Dalai Lama says 2014 Nobel Peace Prize will help resolve India-Pakistan border conflict

October 20, 2014

Asian News International, October 19, 2014 - Tibetan spiritual leader, the Dalai Lama, has said that the joint conferring of this year's Nobel Peace Prize on Indian Kailash Satyarthi and Pakistani teen Malala Yousafzai can help resolve the border conflict between the two neighbours.

Pakistani teenager Malala Yousafzai, shot in the head by the Taliban two years ago for advocating girls' right to education, and Indian children's right advocate Kailash Satyarthi won the 2014 Nobel Peace Prize on Friday (October 10).

Expressing his feelings for both awardees, the Dalai Lama said, "I think, morally, this is very helpful. Of course, this builds a closer field. I think a genuine true sense of brotherhood sisterhood between Pakistan and Indians."

The Dalai Lama commended both Malala Yousafzai and Kailash Satyarthi for working to support children and said that children's future will only be secured if it is ensured that they receive full and equal education. The presence of exiled Tibetan spiritual leader in India, who has lived in the north of the country since fleeing a failed uprising against Chinese rule of his homeland in 1959, is a major irritant for China, apart from a border dispute with India, that led to a brief war in 1962 where Indian forces suffered major reverses.

A government of exiled Tibetans and tens of thousands of refugees are also based in India.

China, which regards the Dalai Lama as a dangerous separatist, has ruled Tibet with an iron fist since Communist troops marched in 1950. The Dalai Lama fled into exile in India in 1959 after an abortive uprising against Chinese rule.

Since India and Pakistan split 67 years ago, the nations have fought each other in three wars, two over Kashmir. There has not been a full-blown war since they both tested nuclear weapons in 1998. Exchanges of sporadic fire are common along the de facto border dividing the region, despite a ceasefire pact signed in 2003. But the extent and intensity of the latest violence and the number of civilian deaths is unusual.

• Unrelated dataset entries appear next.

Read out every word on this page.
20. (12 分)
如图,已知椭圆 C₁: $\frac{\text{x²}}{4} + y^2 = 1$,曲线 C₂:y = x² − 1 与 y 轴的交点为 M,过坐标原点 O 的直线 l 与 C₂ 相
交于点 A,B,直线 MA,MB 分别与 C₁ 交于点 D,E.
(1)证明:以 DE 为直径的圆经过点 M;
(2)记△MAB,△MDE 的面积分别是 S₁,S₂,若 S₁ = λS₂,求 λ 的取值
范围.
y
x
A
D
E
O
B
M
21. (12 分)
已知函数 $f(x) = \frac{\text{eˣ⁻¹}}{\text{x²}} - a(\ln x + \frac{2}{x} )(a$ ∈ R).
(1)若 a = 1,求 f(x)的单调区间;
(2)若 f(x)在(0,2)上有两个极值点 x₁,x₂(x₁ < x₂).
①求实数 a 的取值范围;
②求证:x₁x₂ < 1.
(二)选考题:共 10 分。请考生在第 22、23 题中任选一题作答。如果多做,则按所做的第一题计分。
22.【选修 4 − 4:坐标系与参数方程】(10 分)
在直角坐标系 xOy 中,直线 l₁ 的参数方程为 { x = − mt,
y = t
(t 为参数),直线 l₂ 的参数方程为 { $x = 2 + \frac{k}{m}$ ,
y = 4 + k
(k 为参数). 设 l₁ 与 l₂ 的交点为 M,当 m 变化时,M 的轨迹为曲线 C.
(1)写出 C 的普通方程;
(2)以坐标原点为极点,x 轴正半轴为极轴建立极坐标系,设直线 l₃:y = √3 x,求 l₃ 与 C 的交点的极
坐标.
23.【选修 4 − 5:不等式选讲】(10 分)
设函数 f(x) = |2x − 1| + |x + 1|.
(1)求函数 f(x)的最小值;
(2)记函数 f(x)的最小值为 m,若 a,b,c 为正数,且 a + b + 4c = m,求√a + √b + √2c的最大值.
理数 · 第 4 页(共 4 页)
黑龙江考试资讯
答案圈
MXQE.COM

India earlier warned Pakistan it would pay an "unaffordable price" if it persisted with shelling and machine-gun fire across a heavily populated border area in the lowlands of Kashmir.

Both claim all of Kashmir's Himalayan mountains and fertile valleys. Their shared border is among the most heavily militarised in the world and travel between the two nations is kept to a minimum.